With Empire, it soon became apparent that SEGA was going to try and milk the whole Steam angle for all it was worth, and was forcing the majority of online publications, especially the 'not so big ones' like mine, to obtain their code from Steam. Fine, ok. I can deal with that. I would have preffered a nice shiny boxed copy, but whatever.



So rewind to last Wednesday. I was chatting to my editor, as we do, and eventually we get our serial code from Sega for our copy of Empire. Huzzah! Overflowing with anticipation, I eagerly open up Steam, go the Activation's section, and type in my code. Crash.

...Wait? What?

I re-open the program, type in the code again. Crash.

...Fuck.

No matter how many times I try, the Steam client always crashes whenever I type in the key. Which means I can't download Empire. Which means I can't play Empire... oh God.

As you can imagine, I was a tad distressed by these turn of events. The moment I had been waiting for had been snatched from me by some karmic twist of fate, and I could not play the game I'd been waiting many a -month for. After frantically informing my editor of the situation, we both desperately tried to find a solution to the problem, which to this day has yet to be found.

Although we now know what the cause of the problem is. A combination of a final release version being chosen, Steam's set-up for purchasing Empire online, and some sort of password algorithm (I'm a bit fuzzy over that bit), means that the Steam client can't find what it's looking for, and so shuts down in confusion and fear. Despite several emails to Sega, Valve, and whoever else we thought could help, the best we got was that they were 'working on it', and as the weekend approached, it was clear that I wouldn't be getting a review copy until Monday, at the earliest. Considering they're releasing it on Tuesday and Wednesday, it's quite possible that normal people are going to get to play this game before I do. Unprecedented, and totally unacceptable.

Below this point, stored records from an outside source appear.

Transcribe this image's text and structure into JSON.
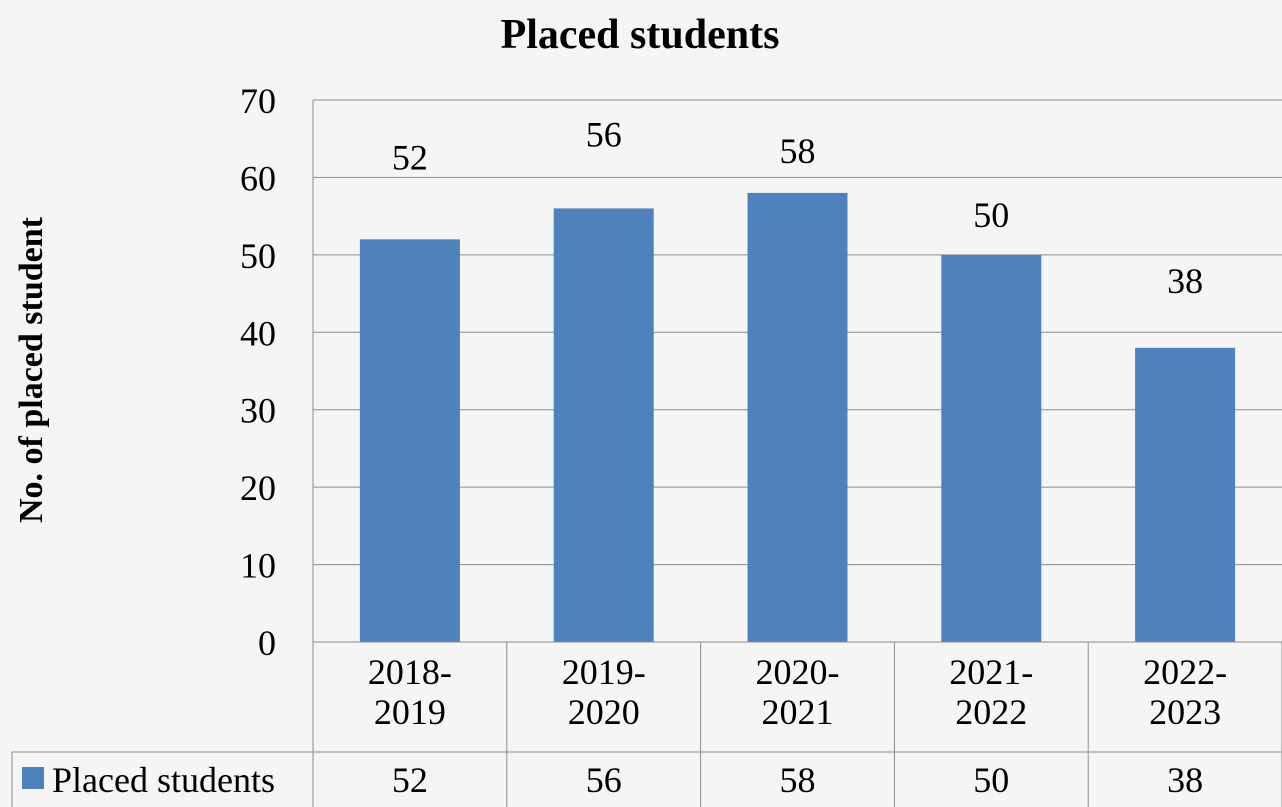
{
  "chart_data": {
    "type": "bar",
    "title": "Placed students",
    "ylabel": "No. of placed student",
    "xlabel": "",
    "categories": [
      "2018-\n2019",
      "2019-\n2020",
      "2020-\n2021",
      "2021-\n2022",
      "2022-\n2023"
    ],
    "series": [
      {
        "name": "Placed students",
        "values": [
          52,
          56,
          58,
          50,
          38
        ],
        "color": "#4f81bd"
      }
    ],
    "ylim": [
      0,
      70
    ],
    "yticks": [
      0,
      10,
      20,
      30,
      40,
      50,
      60,
      70
    ],
    "grid": true,
    "data_table": true,
    "legend": "data-table-left"
  }
}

The only good point to come out of all this is that it happened to everyone else as well, as there are only 2/3 reviews actually online so far. Still, I'm over it now. Extremely disappointed, but over it. I know I'll be getting my hands on this game sooner or later, but the experience will be tainted ever so slightly.

And so we come back to the original point of this rant: the boxed copy. If SEGA had only stopped trying to be hip, or had made sure that the keys were set up properly, I wouldn't be here. Whilst I fully realise that digital distribution was probably the easiest way to get us our code, the fact that they didn't even check to see if it was working properly is embarrassing, and the fact that they didn't just send us out boxed copies as replacements is unfortunate.

I will say this though, in their defence: all of this I have deduced from talking to other people, or working it out on my own. Perhaps there was a more reasonable explanation for what happened, but Sega haven't exactly been talkative since this the initial event. That's public relations for you.

At the end of the day though, nothing beats a boxed copy of a game... Apart from maybe the Royal Mail.